HAMMERHEAD CRANE

This type of tower crane is called a hammerhead crane. Liebherrr sells hammerheads for around a million.

If you’re a bit short, why not buy a Mark 7 hammerhead (built in Portland Oregon) . Only $2450

When I teach my students about cranes i start off with a see saw.

So just like with a see saw, a crane will tip over (or not) based on the TORQUE OR MOMENT. Weight times distance- that’s the basic formula.

The weight of the crane times the distance from the CG (center of gravity) to the fulcrum (the out rigger) gives us the torque or moment in inch pounds.

that’s all on1 side of the equation (the fulcrum) . On the other side we have the weight of the load and part of the boom (the part on the load side of the fulcrum) times its distance (from the CG) to the same fulcrum.

If the number on the crane side is greater, then the crane is stable. if the number on the load side is greater, then the crane could tip over

The distance from the fulcrum ( pivot) to the kid on 1 side and to the elephants foot on the other are the same. the weights are obviously different.

Let’s say 6ft times 50 pounds does not equal 6ft times 1 ton. Now how about a crane.

The red triangle denotes the fulcrum. Obviously the weight of the large block (load) and the part of the boom on the load side of the fulcrum, is not enough to offset the weight of the crane –so it tips.

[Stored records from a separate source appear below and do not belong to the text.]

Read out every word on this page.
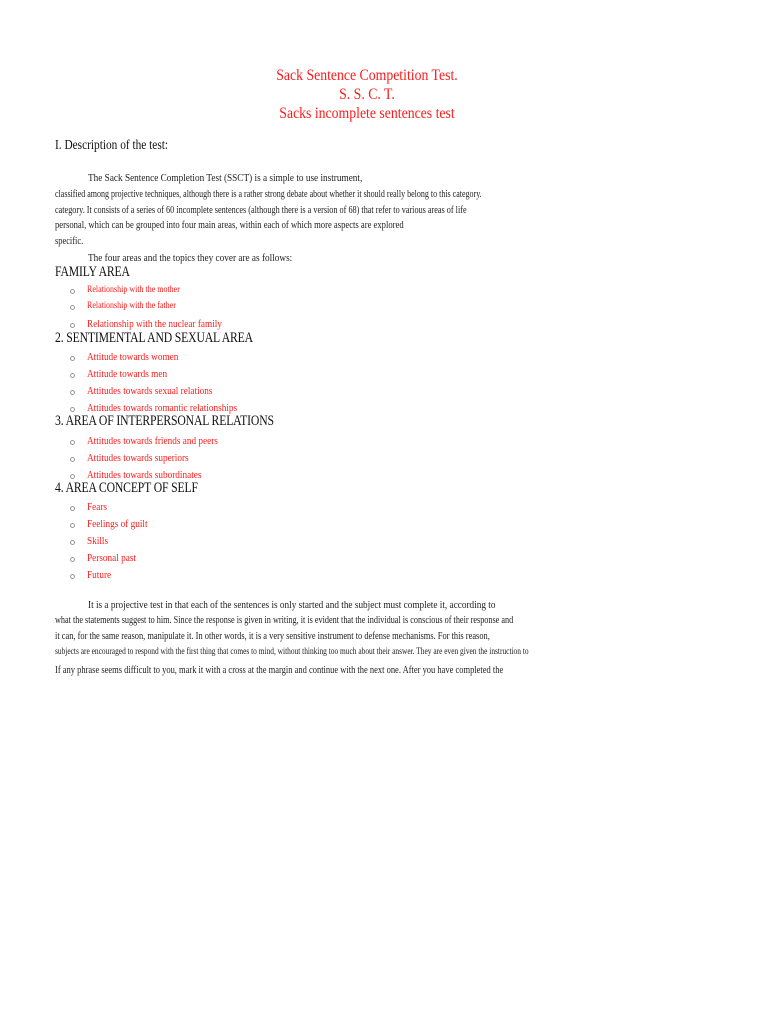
Sack Sentence Competition Test.
S. S. C. T.
Sacks incomplete sentences test
I. Description of the test:
The Sack Sentence Completion Test (SSCT) is a simple to use instrument,
classified among projective techniques, although there is a rather strong debate about whether it should really belong to this category.
category. It consists of a series of 60 incomplete sentences (although there is a version of 68) that refer to various areas of life
personal, which can be grouped into four main areas, within each of which more aspects are explored
specific.
The four areas and the topics they cover are as follows:
FAMILY AREA
Relationship with the mother
Relationship with the father
Relationship with the nuclear family
2. SENTIMENTAL AND SEXUAL AREA
Attitude towards women
Attitude towards men
Attitudes towards sexual relations
Attitudes towards romantic relationships
3. AREA OF INTERPERSONAL RELATIONS
Attitudes towards friends and peers
Attitudes towards superiors
Attitudes towards subordinates
4. AREA CONCEPT OF SELF
Fears
Feelings of guilt
Skills
Personal past
Future
It is a projective test in that each of the sentences is only started and the subject must complete it, according to
what the statements suggest to him. Since the response is given in writing, it is evident that the individual is conscious of their response and
it can, for the same reason, manipulate it. In other words, it is a very sensitive instrument to defense mechanisms. For this reason,
subjects are encouraged to respond with the first thing that comes to mind, without thinking too much about their answer. They are even given the instruction to
If any phrase seems difficult to you, mark it with a cross at the margin and continue with the next one. After you have completed the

My hi-tech brake is a windlass with an added sprocket and a “dog”- a wooden arm that engages the sprocket.

I made a number of videos with Mateo, a high school student. Here he describes the parts of a hammerhead.

Mateo talks about measuring the distance from the CG of the load to the fulcrum. What’s the line of force? And what force are we talking about?

It’s the force of gravity which pulls everything straight down. This real force has an imaginary line going through the center of gravity of the load/crane/etc.

we measure the shortest distance between this line and the fulcrum. At time mark 1:44 I mis-spoke. The thin pipe sits atop the outrigger (which is where the crane pivots) – I should have had him position the pipe aligned with the CG of the load- the distance from line of force to the fulcrum is the 16″.

When he slews (swivels) the crane 90 degrees, it starts to tip over. How come? We haven’t changed the load – still 1 brick- and the trolley is the same distance out from the tower as before.

It’s the fulcrum. The fulcrum ( different outriggers) is closer to the CG of the crane and farther away from the CG of the load. And since torque/moment is weight x distance- when the distance increases- so does the moment.

I actually explained it better in the video above “tower crane outriggers-compute torque” at around time mark 0:30.

Mateo has to add a very heavy nut and bolt to prevent the crane tipping when it slews 90 degree.